Alloy steel (contains non-carbon elements)

Cast iron (>2.1% carbon)

Wrought iron (contains slag)

Cast iron usually refers to grey iron, but also identifies a large group of ferrous alloys, which solidify with a eutectic. The colour of a fractured surface can be used to identify an alloy. White cast iron is named after its white surface when fractured, due to its carbide impurities which allow cracks to pass straight through. Grey cast iron is named after its grey fractured surface, which occurs because the graphitic flakes deflect a passing crack and initiate countless new cracks as the material breaks.

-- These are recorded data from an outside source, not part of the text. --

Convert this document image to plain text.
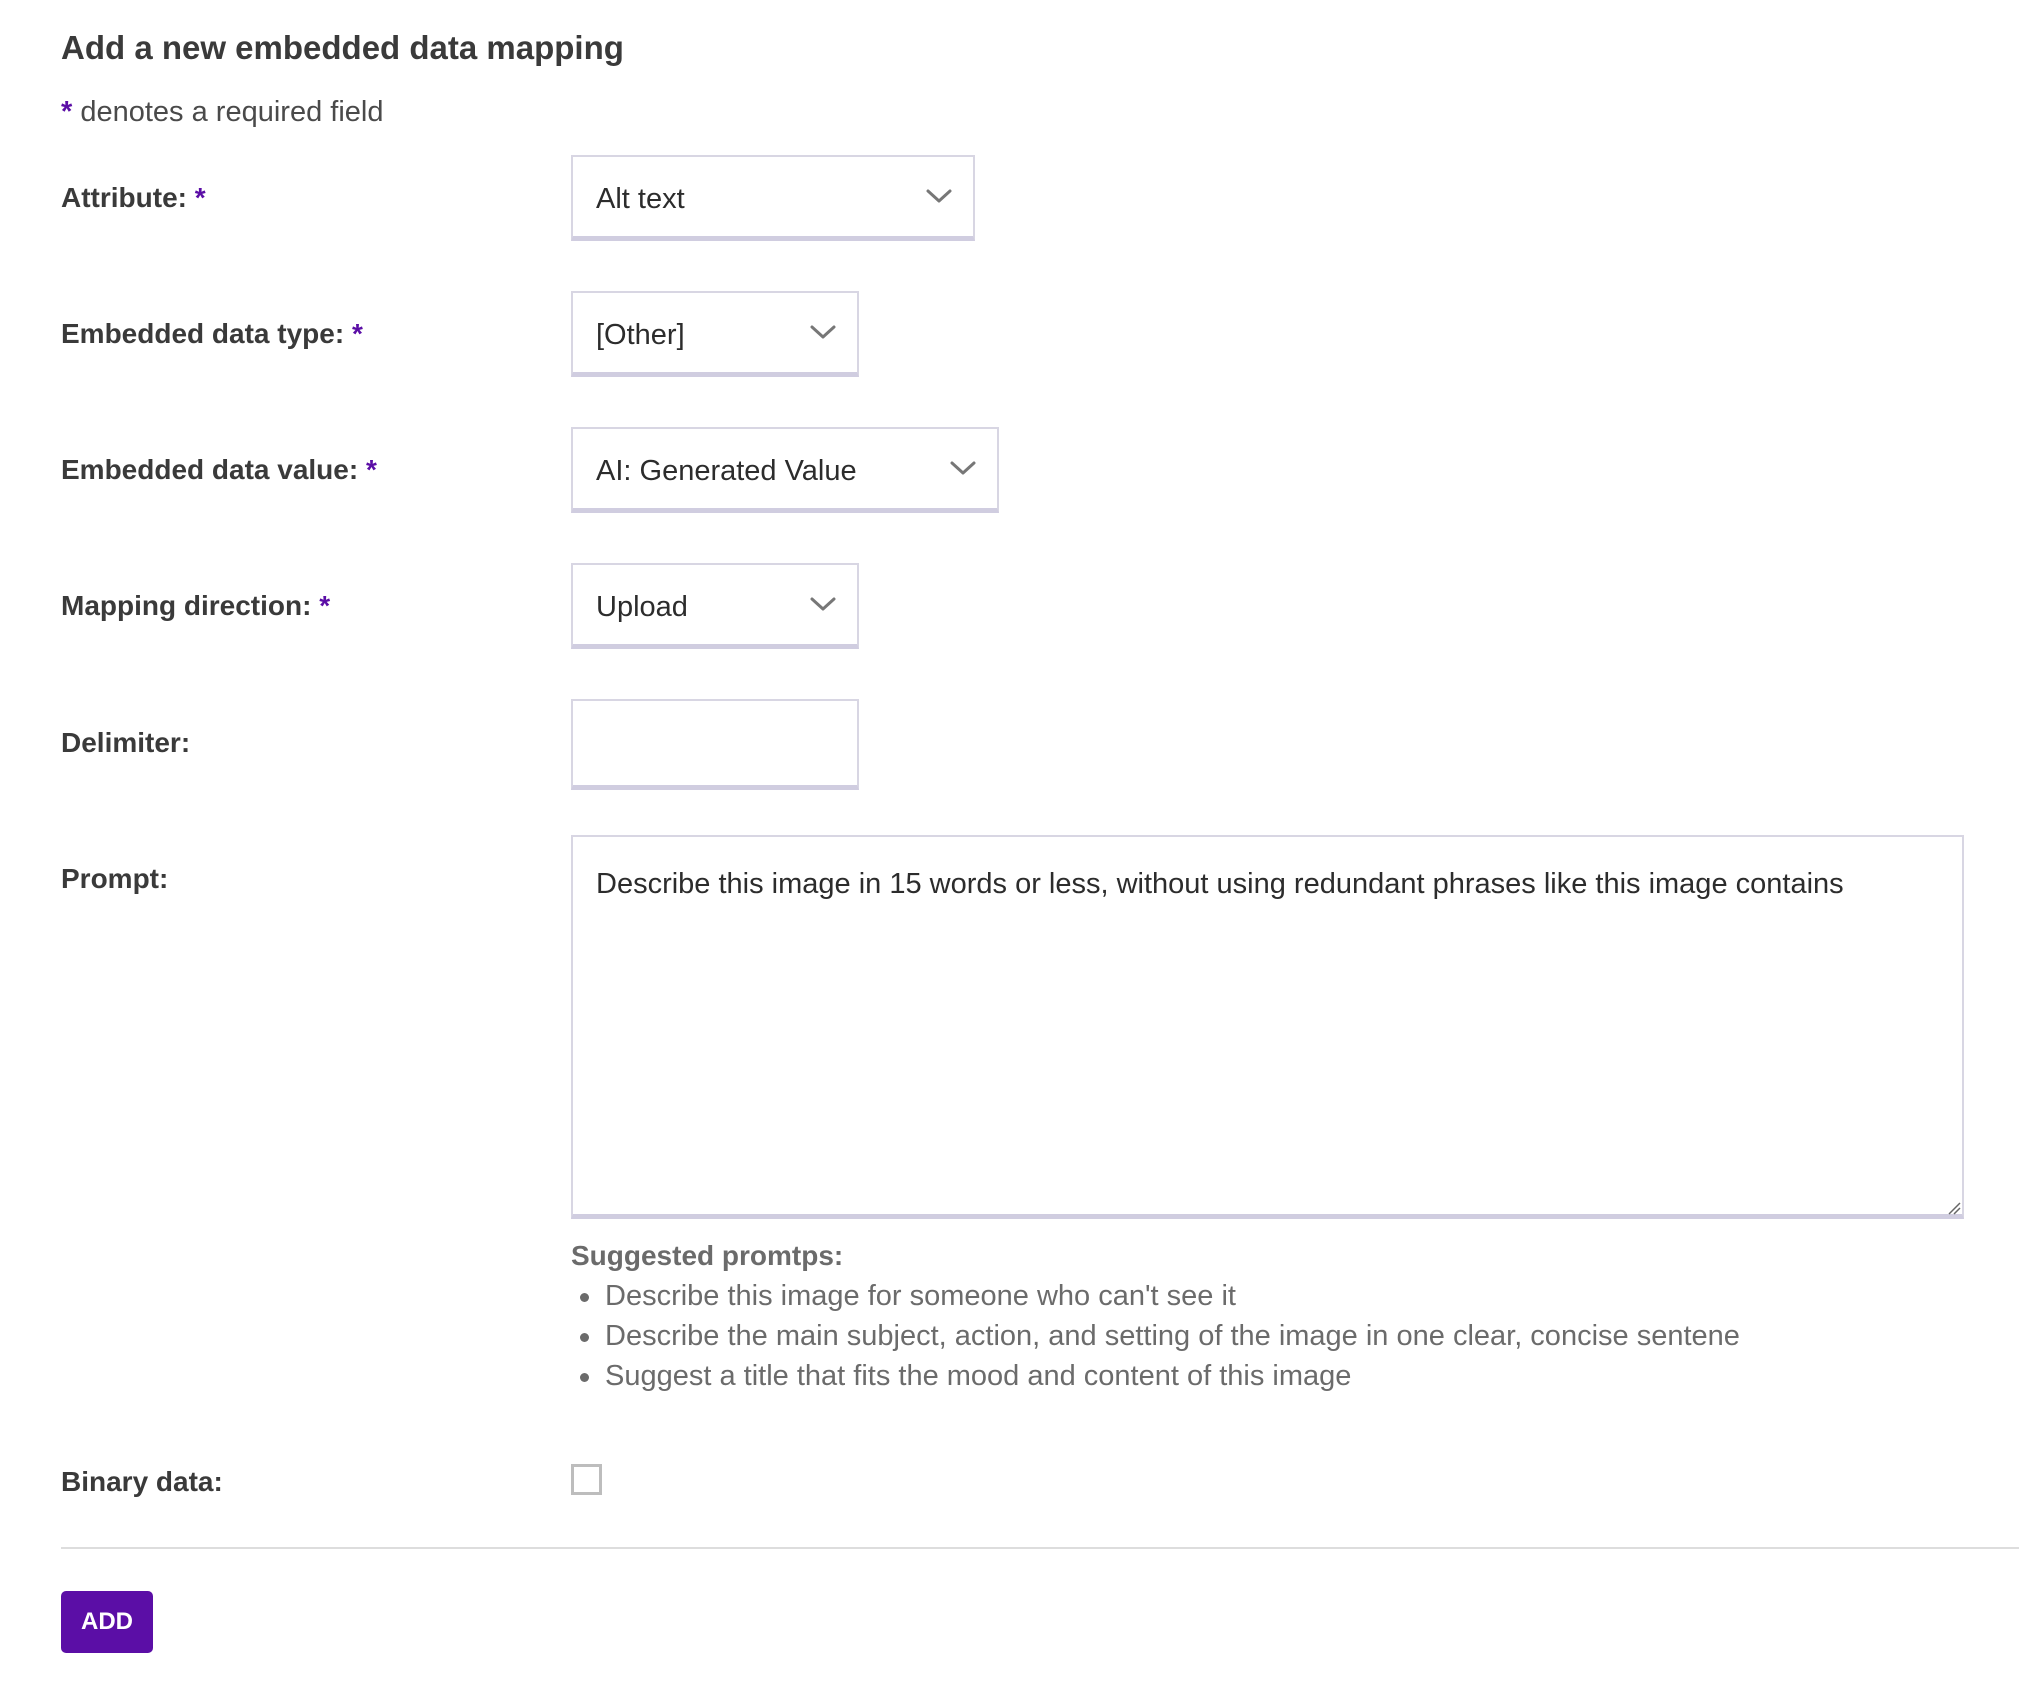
Add a new embedded data mapping
* denotes a required field
Attribute: *	Alt text
Embedded data type: *	[Other]
Embedded data value: *	AI: Generated Value
Mapping direction: *	Upload
Delimiter:
Prompt:
Describe this image in 15 words or less, without using redundant phrases like this image contains
Suggested promtps:
Describe this image for someone who can't see it
Describe the main subject, action, and setting of the image in one clear, concise sentene
Suggest a title that fits the mood and content of this image
Binary data:
ADD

Carbon (C) and silicon (Si) are the main alloying elements, with the amount ranging from 2.1 to 4 wt% and 1 to 3 wt%, respectively. While this technically makes these base alloys ternary Fe-C-Si alloys, the principle of cast iron solidification is understood from the binary iron-carbon phase diagram. Since the compositions of most cast irons are around the eutectic point of the iron-carbon system, the melting temperatures closely correlate, usually ranging from 1,150 to 1,200 °C (2,102 to 2,192 °F), which is about 300 °C (572 °F) lower than the melting point of pure iron.

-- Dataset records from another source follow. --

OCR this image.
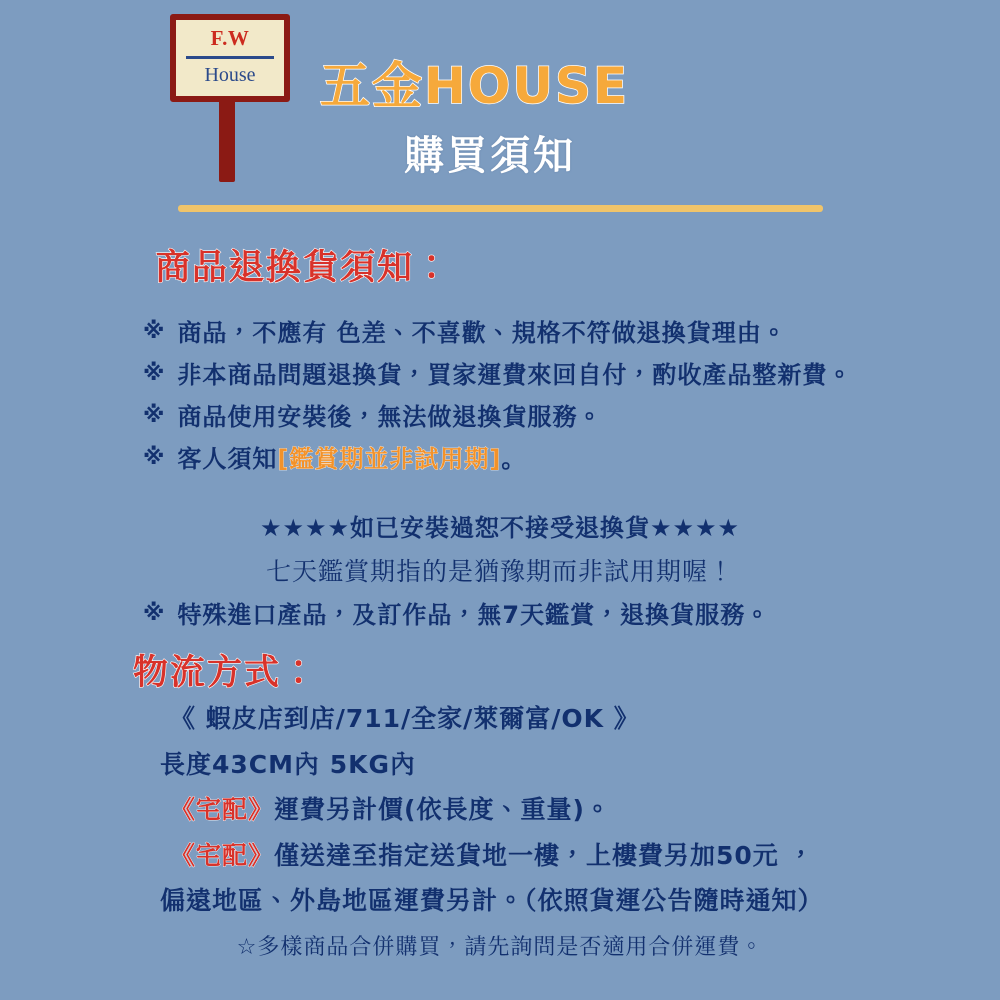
F.W
House	五金HOUSE
購買須知
商品退換貨須知：
※ 商品，不應有 色差、不喜歡、規格不符做退換貨理由。
※ 非本商品問題退換貨，買家運費來回自付，酌收產品整新費。
※ 商品使用安裝後，無法做退換貨服務。
※ 客人須知 [鑑賞期並非試用期] 。
★★★★如已安裝過恕不接受退換貨★★★★
七天鑑賞期指的是猶豫期而非試用期喔！
※ 特殊進口產品，及訂作品，無7天鑑賞，退換貨服務。
物流方式：
《 蝦皮店到店/711/全家/萊爾富/OK 》
長度43CM內 5KG內
《宅配》運費另計價(依長度、重量)。
《宅配》僅送達至指定送貨地一樓，上樓費另加50元 ，
偏遠地區、外島地區運費另計。（依照貨運公告隨時通知）
☆多樣商品合併購買，請先詢問是否適用合併運費。
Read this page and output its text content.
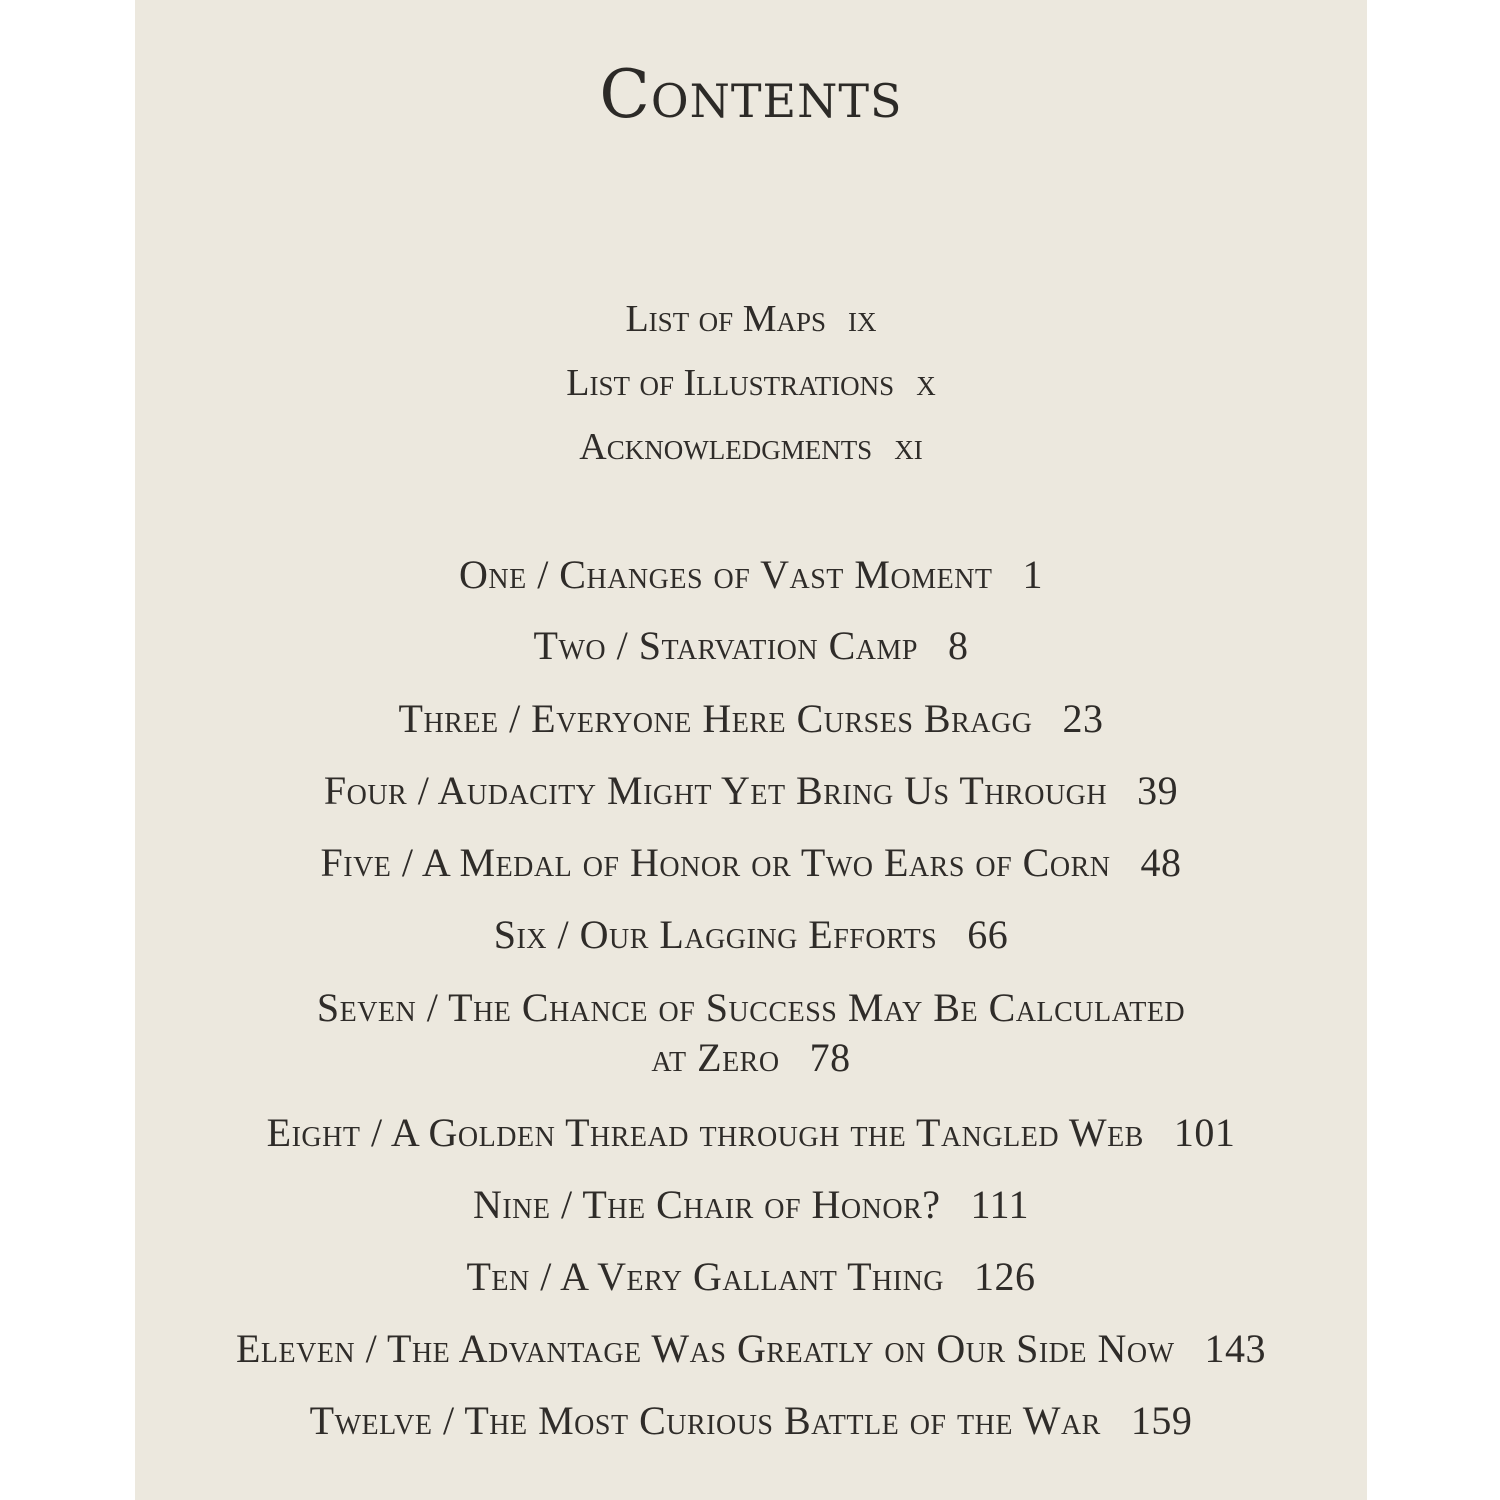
Contents
List of Maps ix
List of Illustrations x
Acknowledgments xi
One / Changes of Vast Moment 1
Two / Starvation Camp 8
Three / Everyone Here Curses Bragg 23
Four / Audacity Might Yet Bring Us Through 39
Five / A Medal of Honor or Two Ears of Corn 48
Six / Our Lagging Efforts 66
Seven / The Chance of Success May Be Calculated
at Zero 78
Eight / A Golden Thread through the Tangled Web 101
Nine / The Chair of Honor? 111
Ten / A Very Gallant Thing 126
Eleven / The Advantage Was Greatly on Our Side Now 143
Twelve / The Most Curious Battle of the War 159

Cast iron tends to be brittle, except for malleable cast irons. With its relatively low melting point, good fluidity, castability, excellent machinability, resistance to deformation and wear resistance, cast irons have become an engineering material with a wide range of applications and are used in pipes, machines and automotive industry parts, such as cylinder heads (declining usage), cylinder blocks and gearbox cases (declining usage). It is resistant to destruction and weakening by oxidisation (rust).